Results of transgenetic studies argue that the scrapie isoform of the prion protein (PrPSc) interacts with the substrate cellular PrP (PrPC) during conversion into nascent PrPSc. While PrPSc appears to accumulate primarily in lysosomes, caveolae-like domains (CLDs) have been suggested to be the site where PrPC is converted into PrPSc. We report herein that CLDs isolated from scrapie-infected neuroblastoma (ScN2a) cells contain PrPC and PrPSc. After lysis of ScN2a cells in ice-cold Triton X-100, both PrP isoforms and an N-terminally truncated form of PrPC (PrPC-II) were found concentrated in detergent-insoluble complexes resembling CLDs that were isolated by flotation in sucrose gradients. Similar results were obtained when CLDs were purified from plasma membranes by sonication and gradient centrifugation; with this procedure no detergents are used, which minimizes artifacts that might arise from redistribution of proteins among subcellular fractions. The caveolar markers ganglioside GM1 and H-ras were found concentrated in the CLD fractions. When plasma membrane proteins were labeled with the impermeant reagent sulfo-N-hydroxysuccinimide-biotin, both PrPC and PrPSc were found biotinylated in CLD fractions. Similar results on the colocalization of PrPC and PrPSc were obtained when CLDs were isolated from Syrian hamster brains. Our findings demonstrate that both PrPC and PrPSc are present in CLDs and, thus, support the hypothesis that the PrPSc formation occurs within this subcellular compartment.

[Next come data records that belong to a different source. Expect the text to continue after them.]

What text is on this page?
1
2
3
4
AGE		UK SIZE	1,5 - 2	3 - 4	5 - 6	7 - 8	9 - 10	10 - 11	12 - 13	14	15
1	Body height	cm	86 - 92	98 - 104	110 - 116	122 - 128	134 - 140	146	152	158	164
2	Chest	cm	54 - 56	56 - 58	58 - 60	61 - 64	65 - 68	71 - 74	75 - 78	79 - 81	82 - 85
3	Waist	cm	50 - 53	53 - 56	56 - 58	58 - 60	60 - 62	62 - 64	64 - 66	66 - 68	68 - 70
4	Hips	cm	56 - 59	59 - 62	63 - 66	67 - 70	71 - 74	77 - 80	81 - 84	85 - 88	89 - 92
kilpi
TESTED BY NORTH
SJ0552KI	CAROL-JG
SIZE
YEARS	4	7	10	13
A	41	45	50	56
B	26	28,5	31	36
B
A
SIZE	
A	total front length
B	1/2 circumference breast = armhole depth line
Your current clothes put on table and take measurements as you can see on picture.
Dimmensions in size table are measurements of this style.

Recombinant scrapie-like prion protein of 106 amino acids is soluble

The N terminus of the scrapie isoform of prion protein (PrPSc) can be truncated without loss of scrapie infectivity and, correspondingly, the truncation of the N terminus of the cellular isoform, PrPC, still permits conversion into PrPSc. To assess whether additional segments of the PrP molecule can be deleted, we previously removed regions of putative secondary structure in PrPC; in the present study we found that deletion of each of the four predicted helices prevented PrPSc formation, as did deletion of the stop transfer effector region and the C178A mutation. Removal of a 36-residue loop between helices 2 and 3 did not prevent formation of protease-resistant PrP; the resulting scrapie-like protein, designated PrPSc106, contained 106 residues after cleavage of an N-terminal signal peptide and a C-terminal sequence for glycolipid anchor addition. Addition of the detergent Sarkosyl to cell lysates solubilized PrPSc106, which retained resistance to digestion by proteinase K. These results suggest that all the regions of proposed secondary structure in PrP are required for PrPSc formation, as is the disulfide bond stabilizing helices 3 and 4. The discovery of PrPSc106 should facilitate structural studies of PrPSc, investigations of the mechanism of PrPSc formation, and the production of PrPSc-specific antibodies.

NMR solution structure of the human prion protein

The NMR structures of the recombinant human prion protein, hPrP(23–230), and two C-terminal fragments, hPrP(90–230) and hPrP(121–230), include a globular domain extending from residues 125–228, for which a detailed structure was obtained, and an N-terminal flexibly disordered “tail.” The globular domain contains three α-helices comprising the residues 144–154, 173–194, and 200–228 and a short anti-parallel β-sheet comprising the residues 128–131 and 161–164. Within the globular domain, three polypeptide segments show increased structural disorder: i.e., a loop of residues 167–171, the residues 187–194 at the end of helix 2, and the residues 219–228 in the C-terminal part of helix 3. The local conformational state of the polypeptide segments 187–193 in helix 2 and 219–226 in helix 3 is measurably influenced by the length of the N-terminal tail, with the helical states being most highly populated in hPrP(23–230). When compared with the previously reported structures of the murine and Syrian hamster prion proteins, the length of helix 3 coincides more closely with that in the Syrian hamster protein whereas the disordered loop 167–171 is shared with murine PrP. These species variations of local structure are in a surface area of the cellular form of PrP that has previously been implicated in intermolecular interactions related both to the species barrier for infectious transmission of prion disease and to immune reactions.